Выбрать главу

— Я не создан для известности, как Евгений Онегин для блаженства! — убежденно заявлял он.

Еще и не вкусив этой самой известности, он как бы заранее утомился от нее, пресытился ею и точно решил отказаться от многих неудобств, связанных с нею, вроде тех, например, на которые жаловался ему позже Леонид Андреев: «Да, хорошо вам так ездить, когда вы не захотели сняться в фотографии Сдобнова и сотни тысяч ваших фотографий не разлетелись по всей России. А мне стоит только показаться на улицах Петербурга, и в меня пальцем тычут: «Андреев, Андреев!» Так же и в Сибири, и в Архангельске будет!»

Отказавшись «на корню» от возможных (кто его знает?!) портретов, юбилеев, адресов на веленевой бумаге и почтительного шепота, житель Орлиной скалы, подобно Мартину Идену, поддерживал свои связи с литературой исключительно почтой.

Укладывал рукопись в конверт, наклеивал марку и посылал. Печатаясь по крайней мере в полудюжине журналов, он еще ни разу не бывал ни в одной редакции и не видал живого писателя — кроме себя самого, когда смотрелся в зеркало.

Но на этом, пожалуй, и заканчивалось его сходство с Мартином Иденом. Он не числил Герберта Спенсера и Фридриха Ницше своими учителями. Цену буржуазной морали он определил давно, и его конфликт с обществом вел не к прыжку в иллюминатор.

«Я из гибкой и острой стали выкую вам назло свои новые песни, когда буду свободен, и эта сталь пополам перережет ваши дряблые сердца, такие ненужные для жизни», —

вот какие слова бросал он в лицо нытикам и мещанам в своем стихотворении в прозе, которое напечатала на первой странице большевистская газета «Звезда».

По-горьковски звучали слова Фрола из «Лесной топи»:

«Человек… Человек… ты сначала дослужись до человека, послужи у разума на службе; человек — это чин! И выше всех чинов ангельских!»

И тут же, со злой, великолепной издевкой из «Пристава Дерябина»:

«Чтобы быть русским человеком — коло-ссальное здоровье для этого надо иметь!
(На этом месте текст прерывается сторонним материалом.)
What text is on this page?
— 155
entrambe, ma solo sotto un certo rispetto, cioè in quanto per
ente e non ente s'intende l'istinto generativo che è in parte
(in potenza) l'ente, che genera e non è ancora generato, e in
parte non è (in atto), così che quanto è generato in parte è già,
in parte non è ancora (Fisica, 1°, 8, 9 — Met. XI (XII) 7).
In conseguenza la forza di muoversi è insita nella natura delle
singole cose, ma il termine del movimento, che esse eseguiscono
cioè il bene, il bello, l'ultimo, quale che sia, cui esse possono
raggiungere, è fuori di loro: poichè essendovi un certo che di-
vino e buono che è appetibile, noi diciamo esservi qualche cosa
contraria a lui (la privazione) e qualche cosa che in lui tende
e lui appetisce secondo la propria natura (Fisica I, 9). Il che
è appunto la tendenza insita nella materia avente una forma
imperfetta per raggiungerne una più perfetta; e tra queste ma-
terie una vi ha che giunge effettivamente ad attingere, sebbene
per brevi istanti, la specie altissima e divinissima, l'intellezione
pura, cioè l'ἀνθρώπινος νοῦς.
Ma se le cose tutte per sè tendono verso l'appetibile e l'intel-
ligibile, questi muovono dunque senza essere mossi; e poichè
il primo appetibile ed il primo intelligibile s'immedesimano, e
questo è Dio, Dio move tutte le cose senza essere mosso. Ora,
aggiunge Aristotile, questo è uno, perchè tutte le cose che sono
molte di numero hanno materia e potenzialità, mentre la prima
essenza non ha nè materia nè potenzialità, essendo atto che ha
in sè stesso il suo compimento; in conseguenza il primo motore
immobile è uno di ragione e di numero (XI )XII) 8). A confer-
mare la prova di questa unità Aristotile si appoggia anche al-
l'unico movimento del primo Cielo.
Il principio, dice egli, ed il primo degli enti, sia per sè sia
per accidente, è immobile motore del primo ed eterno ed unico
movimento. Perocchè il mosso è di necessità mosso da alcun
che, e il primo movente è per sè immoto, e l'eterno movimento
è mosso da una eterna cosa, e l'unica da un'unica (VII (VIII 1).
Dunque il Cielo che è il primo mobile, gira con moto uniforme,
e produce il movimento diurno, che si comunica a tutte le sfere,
Факт, я вам говорю!»

Личное знакомство Мартина Идена с печатным словом — при первом его посещении редакции — закончилось классическим американским мордобоем с лихими гангстерами пера.
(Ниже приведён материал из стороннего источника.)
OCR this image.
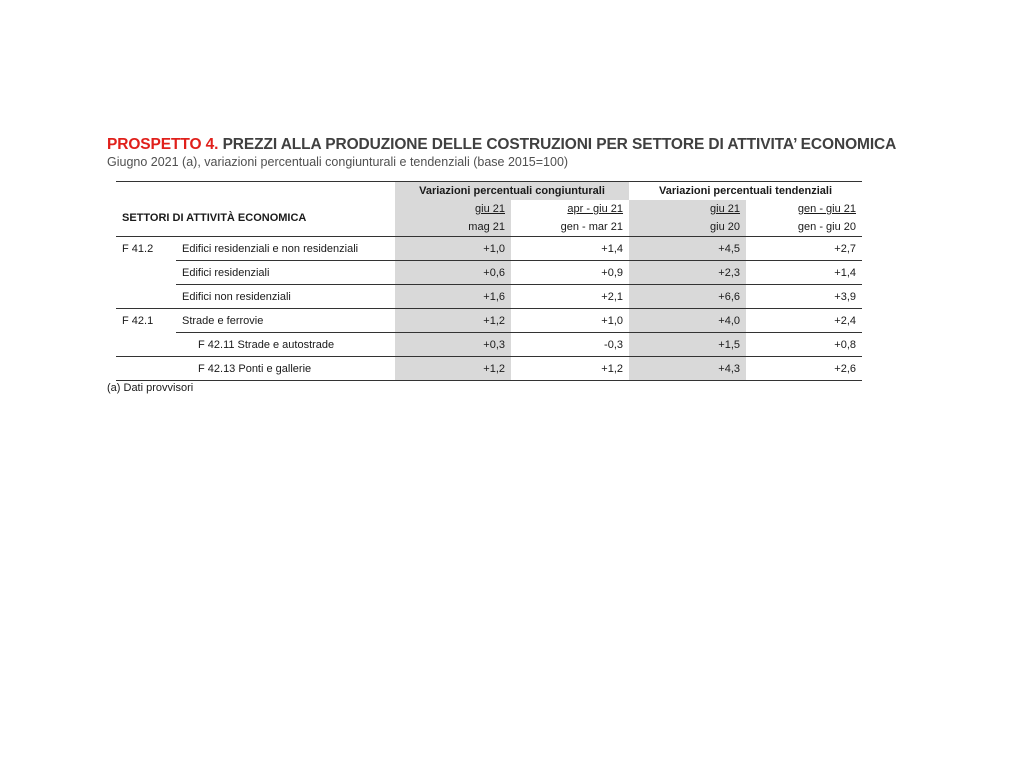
PROSPETTO 4. PREZZI ALLA PRODUZIONE DELLE COSTRUZIONI PER SETTORE DI ATTIVITA’ ECONOMICA
Giugno 2021 (a), variazioni percentuali congiunturali e tendenziali (base 2015=100)
		Variazioni percentuali congiunturali		Variazioni percentuali tendenziali	
SETTORI DI ATTIVITÀ ECONOMICA		giu 21	apr - giu 21	giu 21	gen - giu 21
		mag 21	gen - mar 21	giu 20	gen - giu 20
F 41.2	Edifici residenziali e non residenziali	+1,0	+1,4	+4,5	+2,7
	Edifici residenziali	+0,6	+0,9	+2,3	+1,4
	Edifici non residenziali	+1,6	+2,1	+6,6	+3,9
F 42.1	Strade e ferrovie	+1,2	+1,0	+4,0	+2,4
	F 42.11 Strade e autostrade	+0,3	-0,3	+1,5	+0,8
	F 42.13 Ponti e gallerie	+1,2	+1,2	+4,3	+2,6
(a) Dati provvisori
К человеку с Орлиной скалы литература пришла сама.

Спустившись однажды вниз, в Алушту, он обнаружил, что его упорно разыскивает Александр Иванович Куприн — первый живой настоящий писатель, увиденный им.
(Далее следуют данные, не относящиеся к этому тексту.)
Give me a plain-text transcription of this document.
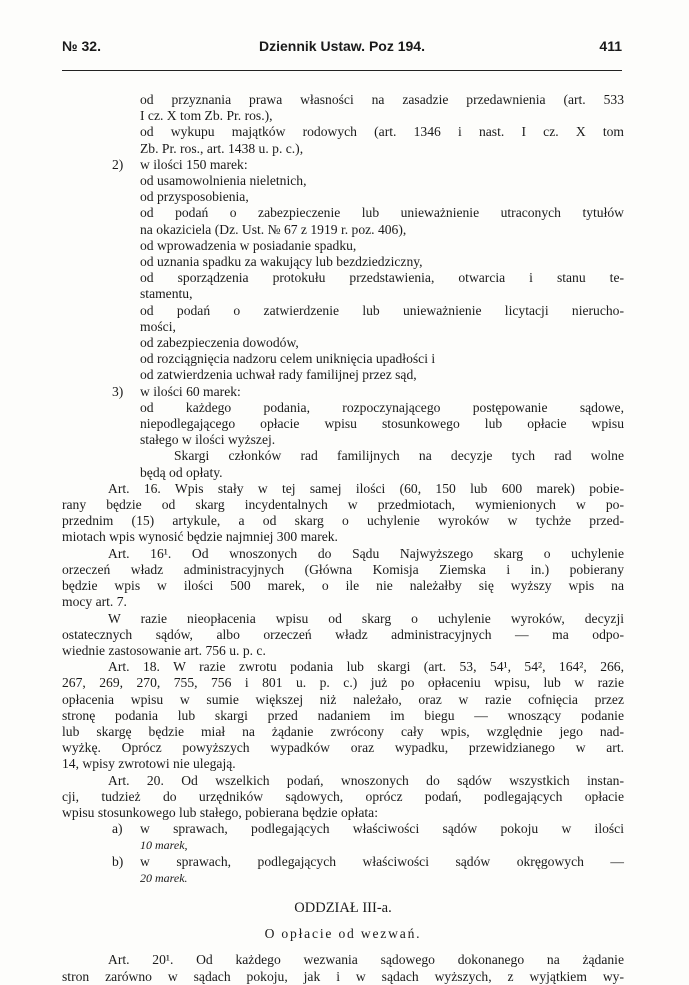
№ 32.	Dziennik Ustaw. Poz 194.	411
od przyznania prawa własności na zasadzie przedawnienia (art. 533
I cz. X tom Zb. Pr. ros.),
od wykupu majątków rodowych (art. 1346 i nast. I cz. X tom
Zb. Pr. ros., art. 1438 u. p. c.),
2) w ilości 150 marek:
od usamowolnienia nieletnich,
od przysposobienia,
od podań o zabezpieczenie lub unieważnienie utraconych tytułów
na okaziciela (Dz. Ust. № 67 z 1919 r. poz. 406),
od wprowadzenia w posiadanie spadku,
od uznania spadku za wakujący lub bezdziedziczny,
od sporządzenia protokułu przedstawienia, otwarcia i stanu te-
stamentu,
od podań o zatwierdzenie lub unieważnienie licytacji nierucho-
mości,
od zabezpieczenia dowodów,
od rozciągnięcia nadzoru celem uniknięcia upadłości i
od zatwierdzenia uchwał rady familijnej przez sąd,
3) w ilości 60 marek:
od każdego podania, rozpoczynającego postępowanie sądowe,
niepodlegającego opłacie wpisu stosunkowego lub opłacie wpisu
stałego w ilości wyższej.
Skargi członków rad familijnych na decyzje tych rad wolne
będą od opłaty.
Art. 16. Wpis stały w tej samej ilości (60, 150 lub 600 marek) pobie-
rany będzie od skarg incydentalnych w przedmiotach, wymienionych w po-
przednim (15) artykule, a od skarg o uchylenie wyroków w tychże przed-
miotach wpis wynosić będzie najmniej 300 marek.
Art. 16¹. Od wnoszonych do Sądu Najwyższego skarg o uchylenie
orzeczeń władz administracyjnych (Główna Komisja Ziemska i in.) pobierany
będzie wpis w ilości 500 marek, o ile nie należałby się wyższy wpis na
mocy art. 7.
W razie nieopłacenia wpisu od skarg o uchylenie wyroków, decyzji
ostatecznych sądów, albo orzeczeń władz administracyjnych — ma odpo-
wiednie zastosowanie art. 756 u. p. c.
Art. 18. W razie zwrotu podania lub skargi (art. 53, 54¹, 54², 164², 266,
267, 269, 270, 755, 756 i 801 u. p. c.) już po opłaceniu wpisu, lub w razie
opłacenia wpisu w sumie większej niż należało, oraz w razie cofnięcia przez
stronę podania lub skargi przed nadaniem im biegu — wnoszący podanie
lub skargę będzie miał na żądanie zwrócony cały wpis, względnie jego nad-
wyżkę. Oprócz powyższych wypadków oraz wypadku, przewidzianego w art.
14, wpisy zwrotowi nie ulegają.
Art. 20. Od wszelkich podań, wnoszonych do sądów wszystkich instan-
cji, tudzież do urzędników sądowych, oprócz podań, podlegających opłacie
wpisu stosunkowego lub stałego, pobierana będzie opłata:
a) w sprawach, podlegających właściwości sądów pokoju w ilości
10 marek,
b) w sprawach, podlegających właściwości sądów okręgowych —
20 marek.
ODDZIAŁ III-a.
O opłacie od wezwań.
Art. 20¹. Od każdego wezwania sądowego dokonanego na żądanie
stron zarówno w sądach pokoju, jak i w sądach wyższych, z wyjątkiem wy-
От Куприна ему стало известно, что он, Сергей Николаевич Сергеев-Ценский, оказывается, довольно известная личность в литературе, что рассказы его пользуются несомненным успехом.

Но самое главное заключалось в том, что Куприн, организовавший издательство при журнале «Современный мир», предложил молодому автору издать свои сочинения, которых уже набралось на три тома.

Посещая Петербург по всем этим делам, молодой автор выяснил, что является прямым кандидатом в модные известности.

Одна за другою появлялись его повести и поэмы в прозе: «Лесная топь», «Сад», «Печаль полей», «Медвежонок», «Движения», и критика спорила о них, пытаясь выяснить, кто таков он есть: модернист, символист, современный реалист или эпигон классиков.

Некоторые из них утверждали, что он — декадент, чуждый общественным идеалам, далекий от социальных мотивов, от народной жизни.

Интересен был, однако, тот факт, что царская цензура придерживалась иных воззрений на сей счет.

Журналу «Вопросы жизни» дорого обошлось, например, сотрудничество этого «декадента». После напечатания его рассказов «Батенька» и «Молчальники» редакцию предупредили о возможных неприятных последствиях.

А когда на страницах «Вопросов жизни» появился рассказ Сергеева-Ценского «Сад», журнал быстренько закрыли, усмотрев в этом произведении «набат революции».

Какие же вопросы жизни — без кавычек — поднимал в своих вещах этот беспокойный автор?

Он писал о России. Как будто неторопливо, но с огромным внутренним волнением развивал он этот мотив — все шире, глубже, полнозвучнее, строка за строкой создавал свою фугу о России.

На страницах его книг была мечта о преображении России, нарастание народного гнева, там говорили о своей судьбе и своих мечтах люди полей и шахт и тут же, рядом с ними, — те, кто составлял «оплот самодержавия»: звериные лики, циничные, продажные, опустошенные души.

Но критика, с усердием занимавшаяся арцыбашевским «Саниным», разгадывавшая символические ребусы Леонида Андреева, провозгласившая «конец Горького» после создания им «Матери», не поняла этого нового, самобытного мастера.